Tensions between Europe and Russia since the downing of the Malaysia Airlines plane put the issue of energy security once more on the agenda of policy makers. Over the past few days, civil society as well as EU parliamentarians stressed that more energy efficiency will reduce Europe’s dependency on Russian gas.
But, said the German Commissioner, “the target cannot be measured solely in one specific fossil fuel. Whether the reduction [of the energy use] is done in the gas sector, oil sector or coal sector depends on the energy policy, on the ETS policy and on national policies”.
Member states pressure
In recent weeks, the European Commission’s ambitions on energy efficiency have dropped considerably. A report by the Commission, seen by EURACTIV in June, showed a target of 40% was under consideration.
Asked why the Commission did not opt for a more ambitious target, the Commissioner pointed out that efficiency requires renovations of buildings or homes, as well as investments in innovation for utilities or products.

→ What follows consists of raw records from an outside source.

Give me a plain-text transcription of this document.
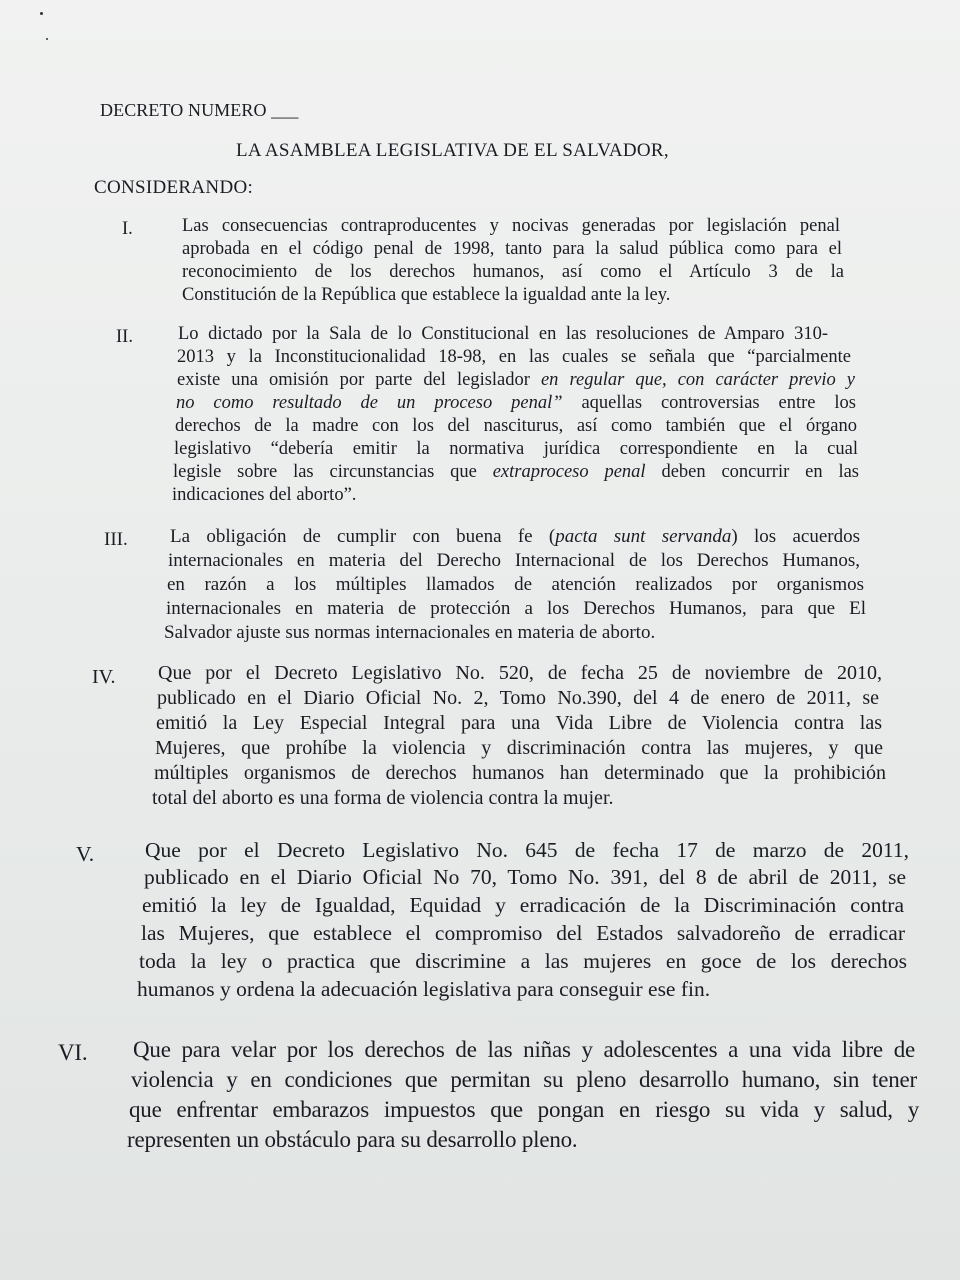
DECRETO NUMERO ___
LA ASAMBLEA LEGISLATIVA DE EL SALVADOR,
CONSIDERANDO:
I.	Las consecuencias contraproducentes y nocivas generadas por legislación penal
aprobada en el código penal de 1998, tanto para la salud pública como para el
reconocimiento de los derechos humanos, así como el Artículo 3 de la
Constitución de la República que establece la igualdad ante la ley.
II. Lo dictado por la Sala de lo Constitucional en las resoluciones de Amparo 310-
2013 y la Inconstitucionalidad 18-98, en las cuales se señala que “parcialmente
existe una omisión por parte del legislador en regular que, con carácter previo y
no como resultado de un proceso penal” aquellas controversias entre los
derechos de la madre con los del nasciturus, así como también que el órgano
legislativo “debería emitir la normativa jurídica correspondiente en la cual
legisle sobre las circunstancias que extraproceso penal deben concurrir en las
indicaciones del aborto”.
III. La obligación de cumplir con buena fe (pacta sunt servanda) los acuerdos
internacionales en materia del Derecho Internacional de los Derechos Humanos,
en razón a los múltiples llamados de atención realizados por organismos
internacionales en materia de protección a los Derechos Humanos, para que El
Salvador ajuste sus normas internacionales en materia de aborto.
IV. Que por el Decreto Legislativo No. 520, de fecha 25 de noviembre de 2010,
publicado en el Diario Oficial No. 2, Tomo No.390, del 4 de enero de 2011, se
emitió la Ley Especial Integral para una Vida Libre de Violencia contra las
Mujeres, que prohíbe la violencia y discriminación contra las mujeres, y que
múltiples organismos de derechos humanos han determinado que la prohibición
total del aborto es una forma de violencia contra la mujer.
V. Que por el Decreto Legislativo No. 645 de fecha 17 de marzo de 2011,
publicado en el Diario Oficial No 70, Tomo No. 391, del 8 de abril de 2011, se
emitió la ley de Igualdad, Equidad y erradicación de la Discriminación contra
las Mujeres, que establece el compromiso del Estados salvadoreño de erradicar
toda la ley o practica que discrimine a las mujeres en goce de los derechos
humanos y ordena la adecuación legislativa para conseguir ese fin.
VI. Que para velar por los derechos de las niñas y adolescentes a una vida libre de
violencia y en condiciones que permitan su pleno desarrollo humano, sin tener
que enfrentar embarazos impuestos que pongan en riesgo su vida y salud, y
representen un obstáculo para su desarrollo pleno.
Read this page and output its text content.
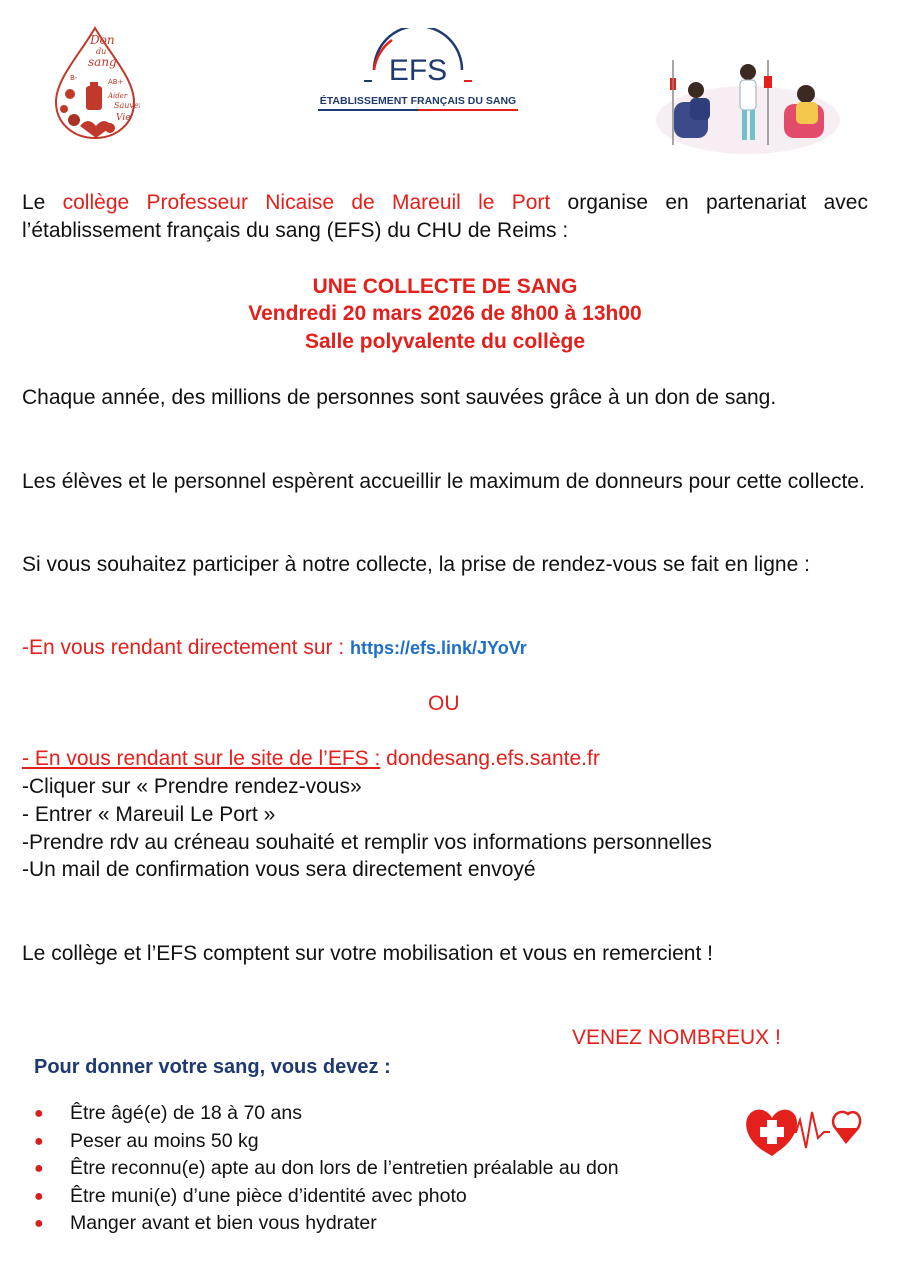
Don
du
sang
B-	AB+
Sauver
Vie
Aider
EFS
ÉTABLISSEMENT FRANÇAIS DU SANG
Le collège Professeur Nicaise de Mareuil le Port organise en partenariat avec l’établissement français du sang (EFS) du CHU de Reims :
UNE COLLECTE DE SANG
Vendredi 20 mars 2026 de 8h00 à 13h00
Salle polyvalente du collège
Chaque année, des millions de personnes sont sauvées grâce à un don de sang.
Les élèves et le personnel espèrent accueillir le maximum de donneurs pour cette collecte.
Si vous souhaitez participer à notre collecte, la prise de rendez-vous se fait en ligne :
-En vous rendant directement sur : https://efs.link/JYoVr
OU
- En vous rendant sur le site de l’EFS : dondesang.efs.sante.fr
-Cliquer sur « Prendre rendez-vous»
- Entrer « Mareuil Le Port »
-Prendre rdv au créneau souhaité et remplir vos informations personnelles
-Un mail de confirmation vous sera directement envoyé
Le collège et l’EFS comptent sur votre mobilisation et vous en remercient !
VENEZ NOMBREUX !
Pour donner votre sang, vous devez :
● Être âgé(e) de 18 à 70 ans
● Peser au moins 50 kg
● Être reconnu(e) apte au don lors de l’entretien préalable au don
● Être muni(e) d’une pièce d’identité avec photo
● Manger avant et bien vous hydrater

“The 30% target has a decent chance to get support in the European Council,” Oettinger said, suggesting that a higher target would likely be refused.
Ahead of the European Commission’s announcement, France’s energy minister was reported to support the 30% figure as a compromise, together with Germany.
“We’ve been discussing the issue of energy efficiency more intensely with the member states, but also with the European Parliament,” Oettinger stated. “It is the figure we are going to take to the Council and we’re going to ask for feedback: is it something you can support politically and are you willing to make it binding.”
In October, the communication will land on the table of national governments in Council. While member states are expected to go for the suggested target, another key question is whether that should be binding or not.
Following the announcement, civil society organisations, as well as business representatives, called the decision of the Commission to land at 30% “downright irresponsible” and “a recipe for failure”. MEPs from all mainstream factions in the Europe, too, spoke out clearly, stressing that the European Parliament backed a 40% target earlier this year. (See positions below.)
Targets for 2020 not reached
EURACTIV reported Wednesday (23 July) on the assessment on the EU’s 2020 targets, released jointly with the 2030 target. The EU will fail to reach its goals on saving energy and improving energy efficiency, the Commission officially acknowledged on Wednesday.
“By our analysis we can say we will be achieving 18% to 19% of energy efficiency,” Oettinger commented to reporters.
According to the EU executive, the outcome for 2020 lies in the hands of member states: “If the member states were prepared to implement fully the legally binding measures, then we would achieve the 20% figure,” said Oettinger.